Just occasionally, a private equity player has such a negative experience of outsourcing its back office that it decides to bring all its administration back in-house. This is what happened at Aberdeen Asset Managers Private Equity, which outsourced its administration to BNP Paribas in Glasgow in October 2000. The move followed parent group Aberdeen Asset Management’s £150m acquisition of Glasgow-based fund manager Murray Johnstone.
“It’s fair to say they made a bit of a hash of it for a couple of years,” says Bill Kennedy, head of finance at AAMPE, who formerly worked at Murray Johnstone and State Street. A chartered accountant, he was persuaded to rejoin AAMPE in January 2004 with a brief to bring administration back in-house. “The decision was made to bring it back in-house because it simply wasn’t working,” he says.
Communication is key
However, Kennedy says the back-office support functions on Aberdeen’s investment trusts, unit trusts and institutional funds have remained with BNP Paribas. Kennedy says: “Outsourcing works fine for those sorts of things, but it works much less well for private equity funds. It can work, especially if you build strong relationships, and if the communications are good. But there can be real problems if there are lapses of communication, for example when the private equity manager neglects to tell the outsourcer something. The blame is not always with the outsource provider!”
There are benefits to outsourcing. For example, deal flow is unpredictable in terms of timing. An independent and focused administrator is able to allocate staff to cover busy periods and there is also the advantage with some providers that the client doesn’t have to pay for activity when there is a lull in activity. The service provider will also cover the cost of employment, training and premises costs. The main reason an investor makes a decision to outsource their back office administration is in order to keep their own senior partners focused on the job of investing their funds’ money for investors. Limited partners demands for more detailed reporting requirements means that many GPs choose to delegate the more time-consuming administration to independent service providers so there is not too much impact on their own support staff. And, increasingly, UK GPs are outsourcing payroll functions and UK tax returns to specialist service providers in an effort to keep their business lean.
But some firms have enough money and manpower to make outsourcing a pointless exercise. A criticism of outsourcing is that the staff will generally work normal office hours and if an investor wants some information about a fund they are invested in or a particular deal, they have to do it within those hours, which can obviously present some problems for those LPs based on the West Coast of the US or in Asia. By keeping a team in-house, the information is always a call away and LPs are reassured that they can pick up the telephone at any time and speak to someone to find out what they need to know.
Kennedy says that, from his perspective, one of the biggest advantages of handling accounting and fund administration in-house is that his seven-strong team “sits right beside the [investment] team, which inevitably leads to better communications.” He adds: “Another advantage is that the in-house team is focused purely on those internal funds, can gain an expertise on them and staff are not having to cover for other funds or clients which can happen when things are outsourced – priorities are just different. Finding quality, experienced private equity accounting staff is a challenge for everyone and therefore we normally have to train our own staff. Thankfully the working environment tends to lead to high staff retention rates.”
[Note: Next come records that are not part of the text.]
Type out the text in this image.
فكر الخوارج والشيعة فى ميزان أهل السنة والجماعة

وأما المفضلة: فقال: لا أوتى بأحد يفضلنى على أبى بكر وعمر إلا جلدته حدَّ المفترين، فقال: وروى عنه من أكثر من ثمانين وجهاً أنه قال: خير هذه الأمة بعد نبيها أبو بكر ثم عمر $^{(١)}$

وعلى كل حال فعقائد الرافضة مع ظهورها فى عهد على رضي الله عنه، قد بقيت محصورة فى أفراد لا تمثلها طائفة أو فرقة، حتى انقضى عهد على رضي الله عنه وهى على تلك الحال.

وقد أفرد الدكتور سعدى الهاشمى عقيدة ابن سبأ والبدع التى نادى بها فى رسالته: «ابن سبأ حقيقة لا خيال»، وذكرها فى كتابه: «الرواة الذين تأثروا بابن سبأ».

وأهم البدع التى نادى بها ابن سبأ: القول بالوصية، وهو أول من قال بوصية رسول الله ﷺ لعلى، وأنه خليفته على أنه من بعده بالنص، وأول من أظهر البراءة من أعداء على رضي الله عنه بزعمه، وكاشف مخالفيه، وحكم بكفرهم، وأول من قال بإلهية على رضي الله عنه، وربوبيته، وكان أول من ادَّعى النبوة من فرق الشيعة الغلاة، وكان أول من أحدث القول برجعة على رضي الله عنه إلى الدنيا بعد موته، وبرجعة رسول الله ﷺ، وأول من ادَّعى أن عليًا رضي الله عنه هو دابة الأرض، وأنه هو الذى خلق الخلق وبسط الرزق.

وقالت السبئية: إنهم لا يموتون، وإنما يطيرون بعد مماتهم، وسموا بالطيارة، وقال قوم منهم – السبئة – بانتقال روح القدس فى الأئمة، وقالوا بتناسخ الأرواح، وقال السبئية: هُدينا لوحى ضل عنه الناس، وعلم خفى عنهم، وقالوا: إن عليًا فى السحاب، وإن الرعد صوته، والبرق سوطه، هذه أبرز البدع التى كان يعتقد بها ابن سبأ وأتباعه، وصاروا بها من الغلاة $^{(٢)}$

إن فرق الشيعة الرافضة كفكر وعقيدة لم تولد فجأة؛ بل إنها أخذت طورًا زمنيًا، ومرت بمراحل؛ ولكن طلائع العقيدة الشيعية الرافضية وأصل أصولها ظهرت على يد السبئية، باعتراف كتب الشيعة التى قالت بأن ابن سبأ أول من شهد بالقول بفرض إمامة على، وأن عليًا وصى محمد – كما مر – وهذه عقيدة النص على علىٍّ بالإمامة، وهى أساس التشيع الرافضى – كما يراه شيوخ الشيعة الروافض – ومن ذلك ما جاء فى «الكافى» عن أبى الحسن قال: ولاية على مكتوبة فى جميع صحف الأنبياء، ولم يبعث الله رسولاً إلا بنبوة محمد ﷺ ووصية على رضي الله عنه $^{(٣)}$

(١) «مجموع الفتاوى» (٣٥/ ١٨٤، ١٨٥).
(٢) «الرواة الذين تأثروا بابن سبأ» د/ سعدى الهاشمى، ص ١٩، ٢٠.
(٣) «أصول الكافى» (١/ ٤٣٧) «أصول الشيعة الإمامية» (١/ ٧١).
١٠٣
Something that is critical when dealing with a business that manages a portfolio of over £256.2m for a variety of client funds. The private equity team at Aberdeen Asset Managers Private Equity is more complex than many private equity fund managers which may only have a few funds. They focus on mid-market deals valued between £10m and £50m throughout the UK, investing from a range of Venture Capital Trusts, Limited Partnerships and Local Authority Pension Fund clients, with a particular emphasis on support services, specialist manufacturing, consumer and leisure and financial services.